Cette mobilisation intervient dans un contexte où les pouvoirs publics eux-mêmes reconnaissent la nécessité d’agir. L’expérimentation Antigaspi, menée en lien avec l’Assurance maladie, vise précisément à mieux identifier les volumes de médicaments non utilisés au domicile et à renforcer la coordination entre les professionnels de santé.

Les pistes explorées sont pertinentes :

  • signalement des médicaments non utilisés lors des passages infirmiers,

  • réévaluation des prescriptions par les médecins,

  • réinterrogation de la dispensation par les pharmaciens.

Cependant, ces actions interviennent une fois que le médicament est déjà présent chez le patient. Elles corrigent, mais ne préviennent pas toujours.

3- Le point aveugle du débat : la prise médicamenteuse

Emoji-Innovation

Si le gaspillage persiste malgré les ajustements réglementaires et organisationnels, c’est parce que le cœur du problème se situe ailleurs : au moment de la prise.
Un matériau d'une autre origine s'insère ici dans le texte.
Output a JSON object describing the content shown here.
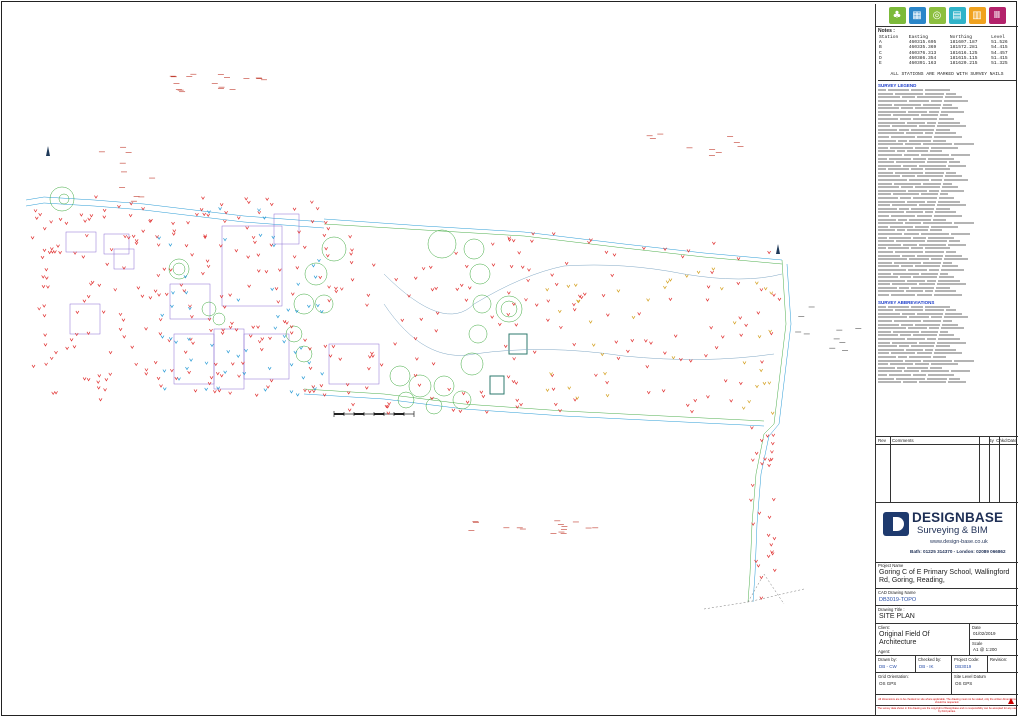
{
  "logos": [
    {
      "icon": "tree-icon",
      "color": "#7cba3a",
      "glyph": "♣"
    },
    {
      "icon": "building-icon",
      "color": "#2a86c9",
      "glyph": "▦"
    },
    {
      "icon": "target-icon",
      "color": "#8cbf3f",
      "glyph": "◎"
    },
    {
      "icon": "book-icon",
      "color": "#2fb3c9",
      "glyph": "▤"
    },
    {
      "icon": "document-icon",
      "color": "#f0a21f",
      "glyph": "▥"
    },
    {
      "icon": "columns-icon",
      "color": "#b3226b",
      "glyph": "Ⅲ"
    }
  ],
  "notes": {
    "title": "Notes :",
    "headers": [
      "Station",
      "Easting",
      "Northing",
      "Level"
    ],
    "rows": [
      [
        "A",
        "460315.695",
        "181607.187",
        "51.526"
      ],
      [
        "B",
        "460335.369",
        "181572.281",
        "54.415"
      ],
      [
        "C",
        "460376.313",
        "181616.125",
        "54.457"
      ],
      [
        "D",
        "460386.354",
        "181615.115",
        "51.415"
      ],
      [
        "E",
        "460391.163",
        "181620.215",
        "51.325"
      ]
    ],
    "footer": "ALL STATIONS ARE MARKED WITH SURVEY NAILS"
  },
  "legend": {
    "heading_1": "SURVEY LEGEND",
    "heading_2": "SURVEY ABBREVIATIONS"
  },
  "revisions": {
    "headers": [
      "Rev",
      "Comments",
      "By",
      "Chkd",
      "Date"
    ]
  },
  "company": {
    "name": "DESIGNBASE",
    "subtitle": "Surveying & BIM",
    "website": "www.design-base.co.uk",
    "phone": "Bath: 01225 314370 - London: 02089 066862"
  },
  "fields": {
    "project_name_label": "Project Name",
    "project_name": "Goring C of E Primary School, Wallingford Rd, Goring, Reading,",
    "cad_label": "CAD Drawing Name",
    "cad_value": "DB3019-TOPO",
    "title_label": "Drawing Title :",
    "title_value": "SITE PLAN",
    "client_label": "Client:",
    "client_value": "Original Field Of Architecture",
    "agent_label": "Agent:",
    "date_label": "Date",
    "date_value": "01/02/2019",
    "scale_label": "Scale",
    "scale_value": "A1 @ 1:200",
    "drawn_label": "Drawn by:",
    "drawn_value": "DB - CW",
    "checked_label": "Checked by:",
    "checked_value": "DB - IK",
    "code_label": "Project Code:",
    "code_value": "DB3019",
    "revision_label": "Revision:",
    "grid_label": "Grid Orientation:",
    "grid_value": "OS GPS",
    "datum_label": "Site Level Datum",
    "datum_value": "OS GPS"
  },
  "warning": "All dimensions are to be checked on site where applicable. The drawing must not be scaled, only the written dimensions should be respected.",
  "footer_note": "The survey data shown in this drawing are the copyright of Designbase and no responsibility can be accepted for any use by third parties."
}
À domicile, la prise médicamenteuse est rarement un acte simple. Elle s’inscrit dans un quotidien parfois fragile, marqué par la polymédication, la chronicité, la dépendance ou la perte d’autonomie. La complexité des traitements, combinée à la multiplicité des intervenants, rend la gestion du médicament particulièrement vulnérable.

Dans ce contexte, les situations suivantes sont fréquentes :

  • Oublis ou prises décalées,

  • Erreurs de dosage,

  • Arrêt spontané d’un traitement,

  • Incompréhension de la prescription,

  • Accumulation de médicaments « en attente ».
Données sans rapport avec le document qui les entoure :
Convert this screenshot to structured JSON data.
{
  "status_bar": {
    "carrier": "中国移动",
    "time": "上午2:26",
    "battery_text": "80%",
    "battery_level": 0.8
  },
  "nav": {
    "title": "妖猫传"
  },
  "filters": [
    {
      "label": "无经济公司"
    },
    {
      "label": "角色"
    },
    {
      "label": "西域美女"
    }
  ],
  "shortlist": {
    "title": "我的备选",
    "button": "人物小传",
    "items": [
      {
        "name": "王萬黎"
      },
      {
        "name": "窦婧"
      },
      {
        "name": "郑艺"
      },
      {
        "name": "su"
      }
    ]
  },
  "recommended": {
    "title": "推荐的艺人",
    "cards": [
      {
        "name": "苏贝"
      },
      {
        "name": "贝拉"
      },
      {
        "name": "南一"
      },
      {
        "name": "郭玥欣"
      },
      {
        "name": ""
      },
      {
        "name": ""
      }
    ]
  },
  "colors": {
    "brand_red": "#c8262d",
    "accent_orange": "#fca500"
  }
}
Chaque dysfonctionnement génère à la fois un risque pour le patient et un gaspillage évitable. Le médicament est délivré, mais pas utilisé correctement, voire pas utilisé du tout.

4- La PDA : structurer la prise pour agir en amont

La Préparation des Doses à Administrer (PDA) répond précisément à ce point critique du parcours de soins. Elle ne se limite pas à une logique de conditionnement ; elle repose sur une organisation rigoureuse et sécurisée de la prise médicamenteuse.

En préparant les doses selon la prescription réelle, la PDA permet d’aligner la dispensation avec l’usage effectif du médicament. Elle introduit une continuité entre prescription, préparation et administration, réduisant ainsi les ruptures qui génèrent erreurs et pertes.

Concrètement, la PDA permet :

  • D’ajuster les quantités préparées aux besoins réels du patient,

  • D’intégrer rapidement toute modification thérapeutique,

  • De limiter les stocks inutilisés au domicile,

  • De sécuriser l’administration quotidienne,

  • D’améliorer l’observance et la compréhension du traitement.

Le gaspillage n’est plus traité comme une conséquence inévitable.
Il est évité par conception, en structurant la prise dès l’origine.

Le bon usage du médicament comme fil conducteur

Réduire le gaspillage médicamenteux ne peut se résumer à une approche économique. Il s’agit avant tout d’un enjeu de bon usage du médicament, indissociable de la sécurité du patient et de la qualité des soins.

Une prise organisée, lisible et sécurisée contribue :

  • À diminuer les erreurs médicamenteuses,

  • À renforcer l’observance thérapeutique,

  • À améliorer la coordination entre professionnels,

  • À limiter les impacts environnementaux liés à la destruction des médicaments.

En ce sens, la PDA s’inscrit pleinement dans une approche globale, où le médicament n’est pas seulement délivré, mais réellement intégré au parcours de soins du patient.

En conclusion

  • Le gaspillage de médicaments ne commence pas dans la poubelle.
  • Il commence bien avant, lorsque la prise n’est pas suffisamment organisée.

En structurant la prise médicamenteuse, la PDA apporte une réponse concrète, durable et responsable aux enjeux actuels du système de santé. Elle ne s’oppose pas aux autres leviers : elle les complète, en agissant là où tout commence.

Au bout du compte, la sécurité médicamenteuse n’est pas seulement une affaire de protocoles, de procédures ou de logistique. C’est une histoire profondément humaine.

Chez Oréus, nous croyons que derrière chaque pilulier, il y a bien plus que des médicaments.
Il y a un engagement : celui de placer l’humain avant la technique, la confiance avant la routine, la dignité avant la contrainte.

Parce qu’au cœur du circuit du médicament, il y a toujours une vie. Et cette vie mérite le meilleur.